A lot of things have happened in those twelve years since I first played Ruby. I’ve slid in and out of phases. I’ve had my first crush, first heartbreak. Family members have died and moved forward. I’ve seen the wars in the Middle East come to their flashpoints and conclusions. My best friend in high school was arrested, and our lives diverged from there. Actually, my path has diverged from a lot of my friends. I got good at running cross country, mostly because I liked hanging out with the people in Varsity. I’ve said dumb, regrettable things. I got into my dream school and got involved with indie games folks. I saw evil in the world and nervously shivered as I did what I thought needed to be done. There was hostility, ignorance, discrimination, many injustices.
And now I’m playing a remake of this game that did a lot for me in the past, when my perspective of the world was different. Everything out there felt new. Back then, there were nooks and crannies in my enchanted world filled with secrets, adventure, and treasure. A euphoric sense of novelty accompanied every new person and place that entered my reality. Playing a remake of this game brings back sparse echoes of how I felt back then, but things have changed. As I play Omega Ruby, I can’t help but feel that I’m reaching out, arm outstretched, for that fading glint of something long past. And brilliant it may be, the past twelve years have showed me that there’s injustice, inequality, unfairness, and apathy in our world, and I can’t but help that feel burdened with the responsibility of doing something about it.
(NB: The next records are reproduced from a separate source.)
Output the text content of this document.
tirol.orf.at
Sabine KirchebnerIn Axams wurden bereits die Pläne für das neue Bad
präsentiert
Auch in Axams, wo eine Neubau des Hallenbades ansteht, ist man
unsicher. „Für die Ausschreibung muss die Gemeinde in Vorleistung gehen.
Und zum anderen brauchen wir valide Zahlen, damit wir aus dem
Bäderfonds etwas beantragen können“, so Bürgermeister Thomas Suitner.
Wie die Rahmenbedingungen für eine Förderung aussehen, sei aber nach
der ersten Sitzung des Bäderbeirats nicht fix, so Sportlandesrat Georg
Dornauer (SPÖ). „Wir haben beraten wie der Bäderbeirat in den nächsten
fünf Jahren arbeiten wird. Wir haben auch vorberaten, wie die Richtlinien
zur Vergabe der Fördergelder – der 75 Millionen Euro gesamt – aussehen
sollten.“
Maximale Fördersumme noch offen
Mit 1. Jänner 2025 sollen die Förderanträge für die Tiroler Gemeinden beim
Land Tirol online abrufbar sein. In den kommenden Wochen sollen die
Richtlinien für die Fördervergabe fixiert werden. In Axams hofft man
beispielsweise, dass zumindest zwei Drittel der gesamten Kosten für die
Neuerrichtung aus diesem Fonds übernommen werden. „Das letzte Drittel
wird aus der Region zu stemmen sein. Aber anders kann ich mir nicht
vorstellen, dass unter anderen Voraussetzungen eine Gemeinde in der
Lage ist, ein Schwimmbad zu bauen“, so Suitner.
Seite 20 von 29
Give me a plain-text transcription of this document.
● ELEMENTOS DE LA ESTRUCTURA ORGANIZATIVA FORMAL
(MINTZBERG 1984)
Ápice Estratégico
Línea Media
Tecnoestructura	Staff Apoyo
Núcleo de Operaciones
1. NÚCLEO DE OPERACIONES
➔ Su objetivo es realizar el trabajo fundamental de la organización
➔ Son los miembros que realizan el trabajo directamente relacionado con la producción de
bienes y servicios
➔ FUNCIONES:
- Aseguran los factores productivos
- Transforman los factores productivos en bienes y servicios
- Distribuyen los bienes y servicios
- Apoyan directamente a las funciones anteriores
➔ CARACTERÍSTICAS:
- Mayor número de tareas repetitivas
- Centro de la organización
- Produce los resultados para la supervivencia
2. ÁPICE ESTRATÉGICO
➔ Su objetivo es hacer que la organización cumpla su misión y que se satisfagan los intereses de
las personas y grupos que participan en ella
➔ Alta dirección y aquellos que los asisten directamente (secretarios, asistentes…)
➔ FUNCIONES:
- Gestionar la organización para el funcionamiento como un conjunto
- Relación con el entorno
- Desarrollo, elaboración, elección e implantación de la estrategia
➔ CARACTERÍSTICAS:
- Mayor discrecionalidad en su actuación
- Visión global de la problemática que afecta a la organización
I thought his hair was white…
I’m glad Pokemon is still popular today. I want kids to have those kinds of imaginative, fantastic journeys, especially kids like myself who grew up in affluent cities and were disconnected from unstructured play in the countryside. Satoshi Tajiri stated that Pokemon was inspired by his childhood, collecting insects in the rural suburb of Machida. With Pokemon, he wanted to resist the massive urbanization and industrialization of late 20th century Japan by providing a digital space where kids can still play outside, explore tall grass, and collect insects, even as tall towers and rigid, compulsory, education systems crept into the countryside and those playful spaces of volition vanished.
That wonder should persist and we should work to preserve it. We should not shelter children from the world and be paranoid about keeping them on the “right track”, but work to create imaginative playgrounds where children can feel that autonomy, imagination, and delight. Pokemon was formative to me because it gave me that imaginative playground as a child, and as a twenty year old man, I want to create those playgrounds of endless fantasy because it matters.